Так бы все и происходило в обычном романе, но не у мадам Соланж: рассказчик ничего не может испугаться, потому что его не существует. Что же в таком случае происходит? Язык сам начинает подозревать, а затем понимать, что никого, кроме него, нет, что, имея значение (если он имеет) для любого, для всех, он поэтому не является, никогда не был и не мог быть выражением личности; отрезанный сразу от всех уст, как исторгнутый всеми солитер, как прелюбодейный паразит, пожравший своих хозяев, убивший их так давно, что всякое воспоминание об этом преступлении, совершенном бессознательно, угасло и стерлось, язык, как оболочка воздушного шара, упругая и крепкая, из которой незаметно все быстрее выходит воздух, начинает съеживаться.

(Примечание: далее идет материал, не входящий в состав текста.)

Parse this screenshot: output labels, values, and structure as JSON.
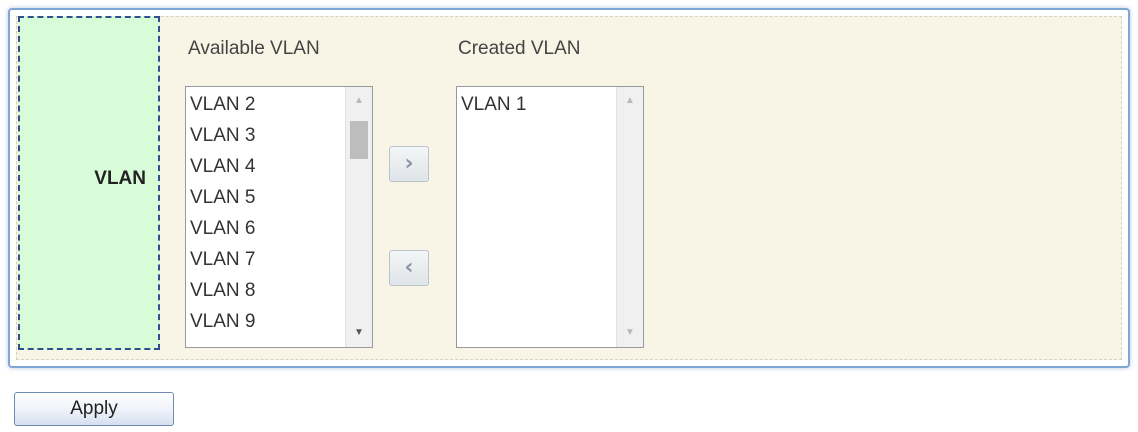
{
  "form": {
    "row_label": "VLAN"
  },
  "available": {
    "header": "Available VLAN",
    "items": [
      "VLAN 2",
      "VLAN 3",
      "VLAN 4",
      "VLAN 5",
      "VLAN 6",
      "VLAN 7",
      "VLAN 8",
      "VLAN 9"
    ]
  },
  "created": {
    "header": "Created VLAN",
    "items": [
      "VLAN 1"
    ]
  },
  "buttons": {
    "add_icon": "chevron-right-icon",
    "add_glyph": "›",
    "remove_icon": "chevron-left-icon",
    "remove_glyph": "‹",
    "apply_label": "Apply"
  },
  "icons": {
    "scroll_up_glyph": "▲",
    "scroll_down_glyph": "▼"
  },
  "colors": {
    "label_cell_bg": "#d8fbd8",
    "panel_bg": "#f8f5e6",
    "panel_border": "#7fa6d4"
  }
}
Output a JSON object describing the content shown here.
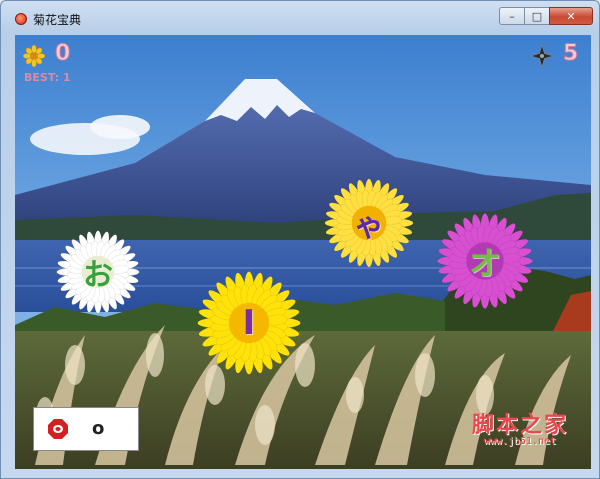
{
  "window": {
    "title": "菊花宝典",
    "controls": {
      "minimize": "–",
      "maximize": "□",
      "close": "✕"
    }
  },
  "hud": {
    "score": "0",
    "best_label": "BEST: 1",
    "lives": "5",
    "score_icon": "chrysanthemum-icon",
    "lives_icon": "shuriken-icon"
  },
  "flowers": [
    {
      "char": "お",
      "petal_color": "#ffffff",
      "center_color": "#e9ecd0",
      "glyph_color": "#3aa03a"
    },
    {
      "char": "I",
      "petal_color": "#ffe20a",
      "center_color": "#f4b800",
      "glyph_color": "#7a2ca0"
    },
    {
      "char": "ゃ",
      "petal_color": "#ffe040",
      "center_color": "#f2b000",
      "glyph_color": "#5a2aa8"
    },
    {
      "char": "オ",
      "petal_color": "#d84fd2",
      "center_color": "#b23bb5",
      "glyph_color": "#6ec13a"
    }
  ],
  "input": {
    "icon": "red-stop-icon",
    "typed": "o"
  },
  "watermark": {
    "main": "脚本之家",
    "sub": "www.jb51.net"
  },
  "colors": {
    "accent_pink": "#f4c8d6",
    "watermark_red": "#e8484e",
    "sky": "#6da7e2"
  }
}
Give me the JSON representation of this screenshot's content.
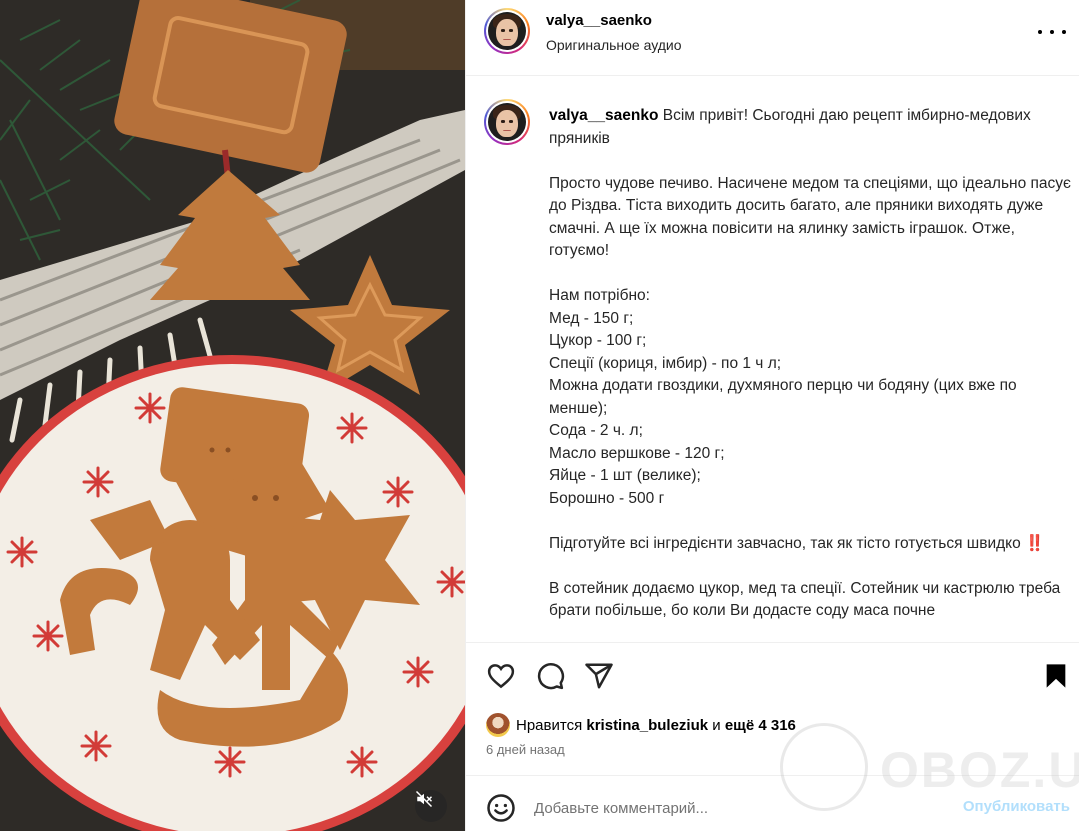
{
  "media": {
    "alt_icons": [
      "speaker-muted-icon"
    ]
  },
  "header": {
    "username": "valya__saenko",
    "audio": "Оригинальное аудио"
  },
  "caption": {
    "username": "valya__saenko",
    "intro": "Всім привіт! Сьогодні даю рецепт імбирно-медових пряників",
    "para1": "Просто чудове печиво. Насичене медом та спеціями, що ідеально пасує до Різдва. Тіста виходить досить багато, але пряники виходять дуже смачні. А ще їх можна повісити на ялинку замість іграшок. Отже, готуємо!",
    "ingredients_title": "Нам потрібно:",
    "ingredients": [
      "Мед - 150 г;",
      "Цукор - 100 г;",
      "Спеції (кориця, імбир) - по 1 ч л;",
      "Можна додати гвоздики, духмяного перцю чи бодяну (цих вже по менше);",
      "Сода - 2 ч. л;",
      "Масло вершкове - 120 г;",
      "Яйце - 1 шт (велике);",
      "Борошно - 500 г"
    ],
    "prep": "Підготуйте всі інгредієнти завчасно, так як тісто готується швидко",
    "prep_emoji": "‼️",
    "step1": "В сотейник додаємо цукор, мед та спеції. Сотейник чи кастрюлю треба брати побільше, бо коли Ви додасте соду маса почне"
  },
  "likes": {
    "prefix": "Нравится",
    "user": "kristina_buleziuk",
    "conj": "и",
    "more": "ещё 4 316"
  },
  "date": "6 дней назад",
  "comment": {
    "placeholder": "Добавьте комментарий...",
    "post_label": "Опубликовать"
  },
  "watermark": {
    "text": "OBOZ.UA"
  },
  "colors": {
    "link_disabled": "#b2dffc",
    "meta_gray": "#737373"
  }
}
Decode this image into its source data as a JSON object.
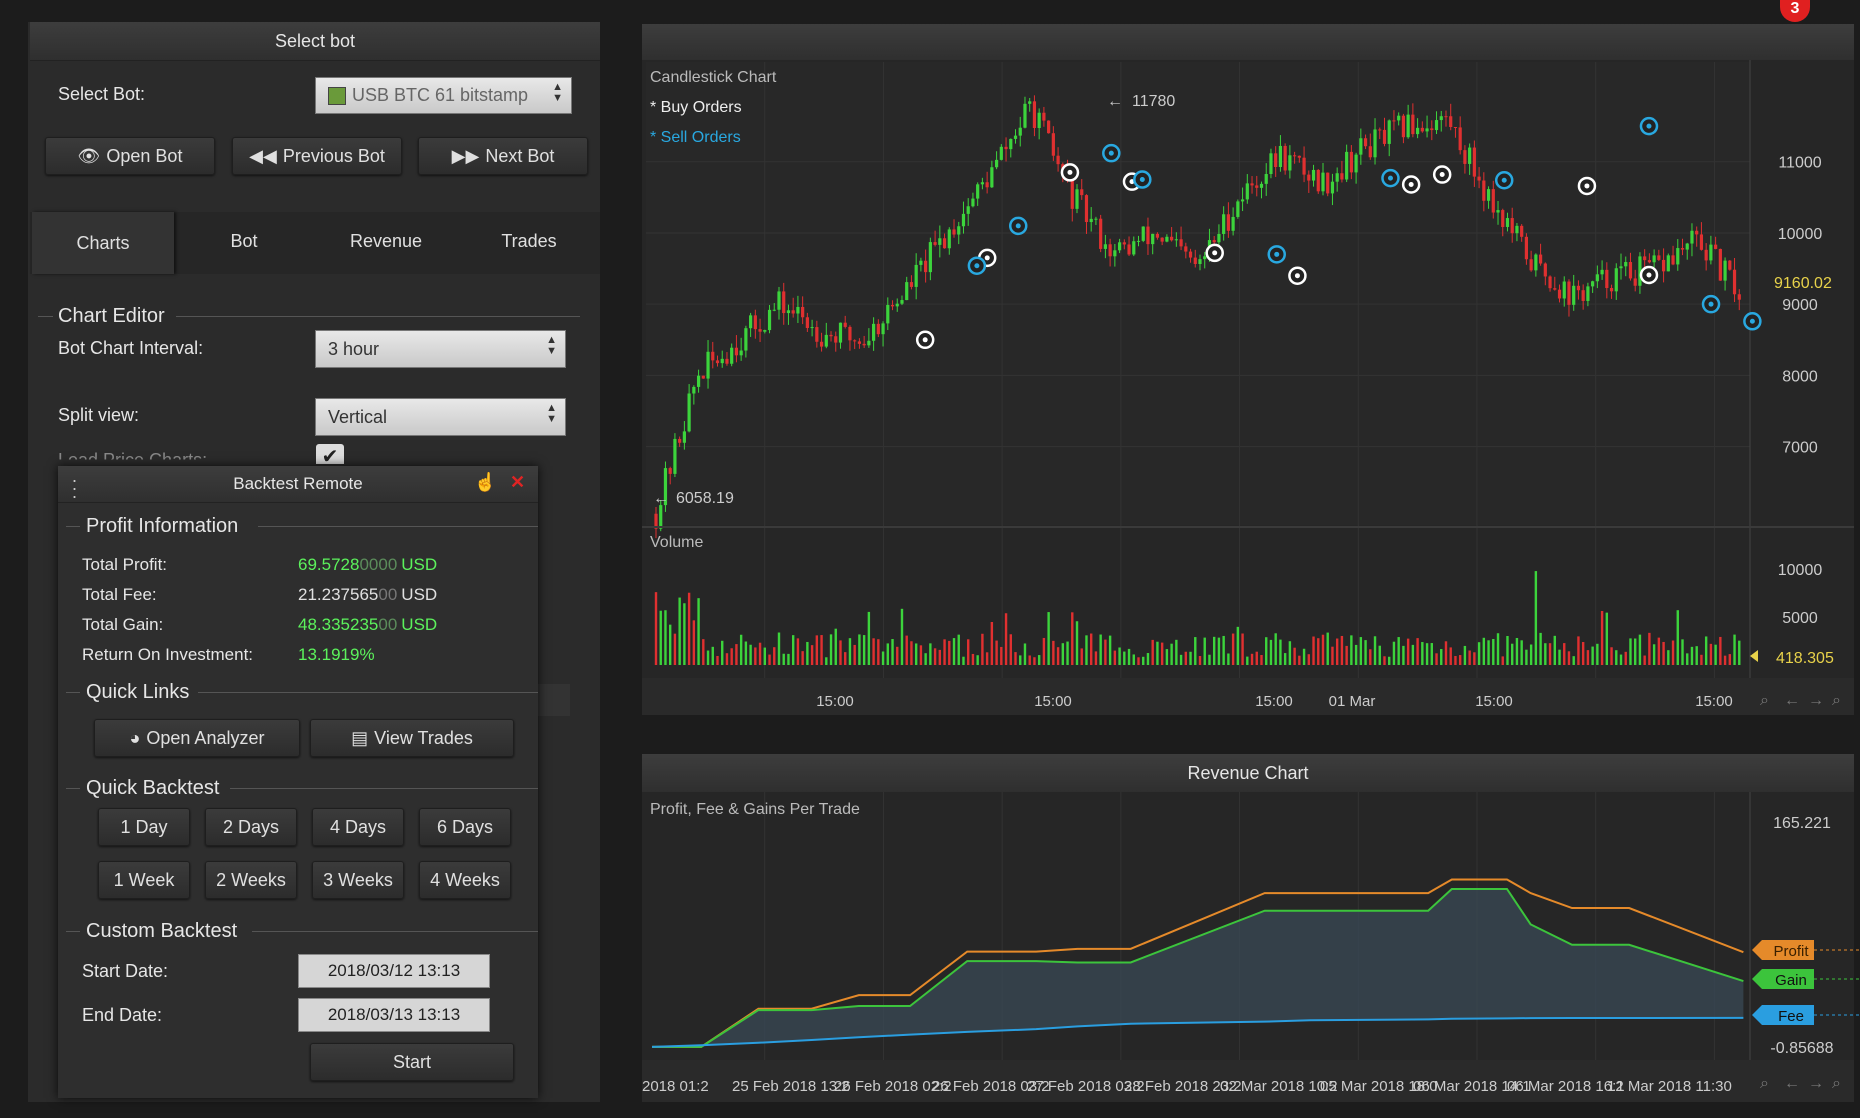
{
  "top_badge": "3",
  "select_bot_panel": {
    "title": "Select bot",
    "select_label": "Select Bot:",
    "bot_value": "USB BTC 61 bitstamp",
    "open_btn": "Open Bot",
    "prev_btn": "Previous Bot",
    "next_btn": "Next Bot",
    "tabs": [
      "Charts",
      "Bot",
      "Revenue",
      "Trades"
    ],
    "chart_editor": "Chart Editor",
    "interval_label": "Bot Chart Interval:",
    "interval_value": "3 hour",
    "split_label": "Split view:",
    "split_value": "Vertical",
    "load_label": "Load Price Charts:"
  },
  "backtest": {
    "title": "Backtest Remote",
    "profit_info": "Profit Information",
    "rows": [
      {
        "label": "Total Profit:",
        "main": "69.5728",
        "faded": "0000",
        "unit": "USD",
        "color": "#5cf25c"
      },
      {
        "label": "Total Fee:",
        "main": "21.237565",
        "faded": "00",
        "unit": "USD",
        "color": "#e0e0e0"
      },
      {
        "label": "Total Gain:",
        "main": "48.335235",
        "faded": "00",
        "unit": "USD",
        "color": "#5cf25c"
      },
      {
        "label": "Return On Investment:",
        "main": "13.1919%",
        "faded": "",
        "unit": "",
        "color": "#5cf25c"
      }
    ],
    "quick_links": "Quick Links",
    "analyzer_btn": "Open Analyzer",
    "trades_btn": "View Trades",
    "quick_backtest": "Quick Backtest",
    "quick_buttons": [
      "1 Day",
      "2 Days",
      "4 Days",
      "6 Days",
      "1 Week",
      "2 Weeks",
      "3 Weeks",
      "4 Weeks"
    ],
    "custom_backtest": "Custom Backtest",
    "start_label": "Start Date:",
    "start_value": "2018/03/12 13:13",
    "end_label": "End Date:",
    "end_value": "2018/03/13 13:13",
    "start_btn": "Start"
  },
  "candle_chart": {
    "title": "Candlestick Chart",
    "legend_buy": "* Buy Orders",
    "legend_sell": "* Sell Orders",
    "high_label": "11780",
    "low_label": "6058.19",
    "current_price": "9160.02",
    "volume_title": "Volume",
    "current_volume": "418.305",
    "time_labels": [
      "15:00",
      "15:00",
      "15:00",
      "01 Mar",
      "15:00",
      "15:00"
    ]
  },
  "revenue_chart": {
    "title": "Revenue Chart",
    "subtitle": "Profit, Fee & Gains Per Trade",
    "tags": [
      "Profit",
      "Gain",
      "Fee"
    ],
    "x_labels": [
      "2018 01:2",
      "25 Feb 2018 13:2",
      "26 Feb 2018 02:2",
      "26 Feb 2018 03:2",
      "27 Feb 2018 03:2",
      "28 Feb 2018 23:2",
      "02 Mar 2018 10:2",
      "05 Mar 2018 18:0",
      "06 Mar 2018 14:1",
      "06 Mar 2018 16:1",
      "12 Mar 2018 11:30"
    ]
  },
  "chart_data": [
    {
      "type": "candlestick",
      "title": "Candlestick Chart",
      "y_ticks": [
        7000,
        8000,
        9000,
        10000,
        11000
      ],
      "ylim": [
        5900,
        12400
      ],
      "x_ticks": [
        "15:00",
        "15:00",
        "15:00",
        "01 Mar",
        "15:00",
        "15:00"
      ],
      "close_trend": [
        6058.19,
        8000,
        8500,
        9000,
        8600,
        8500,
        9200,
        10000,
        10800,
        11780,
        10500,
        9700,
        10000,
        9500,
        10500,
        11100,
        10700,
        11200,
        11500,
        11600,
        10500,
        9600,
        9100,
        9400,
        9500,
        9900,
        9160.02
      ],
      "annotations": {
        "high": 11780,
        "low": 6058.19,
        "last": 9160.02
      },
      "series": [
        {
          "name": "Buy Orders"
        },
        {
          "name": "Sell Orders"
        }
      ],
      "buy_orders": [
        [
          0.27,
          8500
        ],
        [
          0.33,
          9650
        ],
        [
          0.41,
          10850
        ],
        [
          0.47,
          10720
        ],
        [
          0.55,
          9720
        ],
        [
          0.63,
          9400
        ],
        [
          0.74,
          10680
        ],
        [
          0.77,
          10820
        ],
        [
          0.91,
          10660
        ],
        [
          0.97,
          9410
        ]
      ],
      "sell_orders": [
        [
          0.32,
          9540
        ],
        [
          0.36,
          10100
        ],
        [
          0.45,
          11120
        ],
        [
          0.48,
          10750
        ],
        [
          0.61,
          9700
        ],
        [
          0.72,
          10770
        ],
        [
          0.83,
          10740
        ],
        [
          0.97,
          11500
        ],
        [
          1.03,
          9000
        ],
        [
          1.07,
          8760
        ]
      ]
    },
    {
      "type": "bar",
      "title": "Volume",
      "y_ticks": [
        5000,
        10000
      ],
      "ylim": [
        0,
        12000
      ],
      "annotations": {
        "last": 418.305
      }
    },
    {
      "type": "area",
      "title": "Revenue Chart",
      "y_annotations": {
        "max": 165.221,
        "min": -0.85688
      },
      "x": [
        "2018 01:2",
        "25 Feb 2018 13:2",
        "26 Feb 2018 02:2",
        "26 Feb 2018 03:2",
        "27 Feb 2018 03:2",
        "28 Feb 2018 23:2",
        "02 Mar 2018 10:2",
        "05 Mar 2018 18:0",
        "06 Mar 2018 14:1",
        "06 Mar 2018 16:1",
        "12 Mar 2018 11:30"
      ],
      "series": [
        {
          "name": "Profit",
          "color": "#e58a2a",
          "values": [
            0,
            0,
            28,
            28,
            38,
            38,
            70,
            70,
            72,
            72,
            113,
            113,
            113,
            123,
            123,
            113,
            102,
            102,
            69.57
          ]
        },
        {
          "name": "Gain",
          "color": "#3cc43c",
          "values": [
            0,
            0,
            27,
            27,
            30,
            30,
            63,
            63,
            62,
            62,
            100,
            100,
            100,
            116,
            116,
            90,
            75,
            75,
            48.34
          ]
        },
        {
          "name": "Fee",
          "color": "#2a9ee0",
          "values": [
            0,
            1.2,
            3,
            5,
            7,
            9,
            11,
            13,
            15,
            17,
            18.5,
            19.5,
            20.2,
            20.6,
            20.9,
            21.1,
            21.2,
            21.22,
            21.24
          ]
        }
      ]
    }
  ]
}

Это затмение речи не является, однако, бредом, это и не страх (снова пугается
И такую книгу написала женщина? Невероятно. Ее должен был написать какой-нибудь математик, и то лишь такой, который своею математикой проверил – и проклял – литературу.
Перикалипсис[27]
Иоахим Ферзенгельд – немец; «Перикалипсис» он написал по-голландски (почти не зная этого языка, как сам признает в предисловии), а издал во Франции, известной своими скверными корректурами. Пишущий эти строки тоже вообще-то не знает голландского, но, ознакомившись с названием книги, английским предисловием и немногими понятными выражениями в тексте, решил, что в рецензенты все же годится.
Иоахим Ферзенгельд не желает быть интеллектуалом в эпоху, когда им может быть каждый. Он также не стремится прослыть литератором; настоящее творчество возможно лишь там, где имеется сопротивление материала или людей, которым оно адресовано. Но так как по смерти религиозных и цензурных запретов говорить можно все, то бишь всякую всячину, а по исчезновении внимательных, чутких к слову читателей можно верещать что попало кому попало, литература вместе со всею своей гуманитарной родней есть труп, прогрессирующее разложение которого упорно скрывается близкими. Значит, нужно искать новые области творчества, в которых отыщется сопротивление, гарантирующее угрозу и риск – а тем самым серьезность и ответственность.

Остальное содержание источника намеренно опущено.